Si diede fuoco per evitare sfratto | L'immobile in uso alla vedova - Live Sicilia

Si diede fuoco per evitare sfratto | L’immobile in uso alla vedova

Giovanni Guarascio

La casa era stata venduta all'asta e Giovanni Guarascio si diede fuoco il 14 perché privato dell'immobile non aver onorato un debito con una banca.

RAGUSA- La Procura di Ragusa ha sequestrato la casa di Giovanni Guarascio, muratore di 64 anni che il 14 maggio 2013 si diede fuoco a Vittoria per evitare lo sfratto dalla abitazione. L’uomo morì 7 giorni dopo. L’immobile è stato affidato in custodia con facoltà d’uso alla vedova. Il decreto è stato adottato dal procuratore di Ragusa, Carmelo Petralia, che coordina l’inchiesta su procedura e messa all’asta della casa. Tre gli indagate per turbata libertà degli incanti, estorsione e falsità ideologica.

Il sequestro preventivo è stato eseguito dalla guardia di finanza del comando provinciale di Ragusa, che ha anche la delega sulle indagini. La casa era stata venduta all’asta e Giovanni Guarascio si diede fuoco il 14 perché privato dell’immobile non aver onorato un debito con una banca. La proprietà, che era passata a Orazio Sciagura, è stata adesso affidata in custodia, in via provvisoria, e con facoltà d’uso alla vedova del muratore, Giorgia Famà, che dal giorno della tragedia, assieme alle sue due figlie, non ha lasciato la casa di via Brescia a Vittoria, nel Ragusano. Le indagini delle Fiamme gialle, avviate per accertare eventuali irregolarità nell’iter di aggiudicazione all’asta dell’immobile, si legge una nota degli investigatori, avrebbero permesso di individuare “numerose e vistosissime anomalie nella procedura svolta dal professionista delegato dal giudice per l’esecuzione ai fini dell’aggiudicazione dell’immobile”.

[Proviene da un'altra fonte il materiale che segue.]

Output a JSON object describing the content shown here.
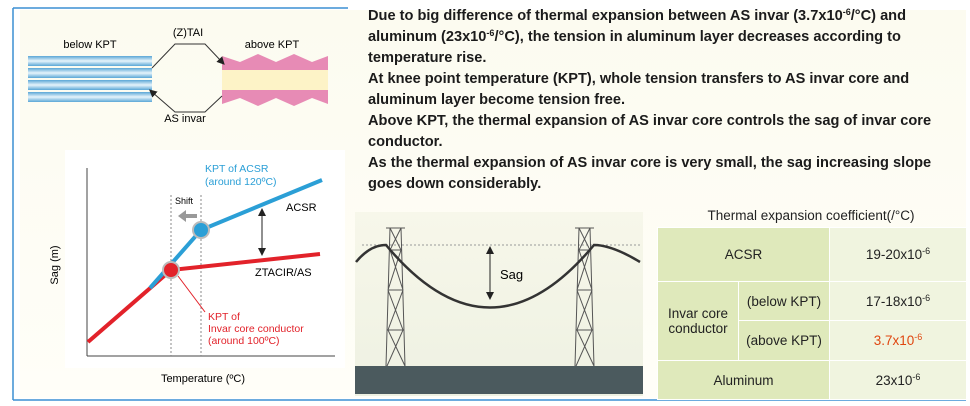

Oltre al decreto di sequestro preventivo, la guardia di finanza e la Procura di Ragusa stanno valutando anche la posizione dei professionisti che a vario titolo sono intervenuti nella transazione allo scopo di verificare responsabilità, oltre che amministrative, anche di carattere penale. I reati ipotizzati nei confronti di tre indagati sono, a vario titolo, di turbata libertà degli incanti, estorsione e concorso in falsità ideologica commessa da pubblico ufficiale in atti pubblici. Il procuratore Petralia ha delegato altre indagini alla guardia di finanza per “acquisire altri elementi di riscontro utili per la definizione della vicenda”.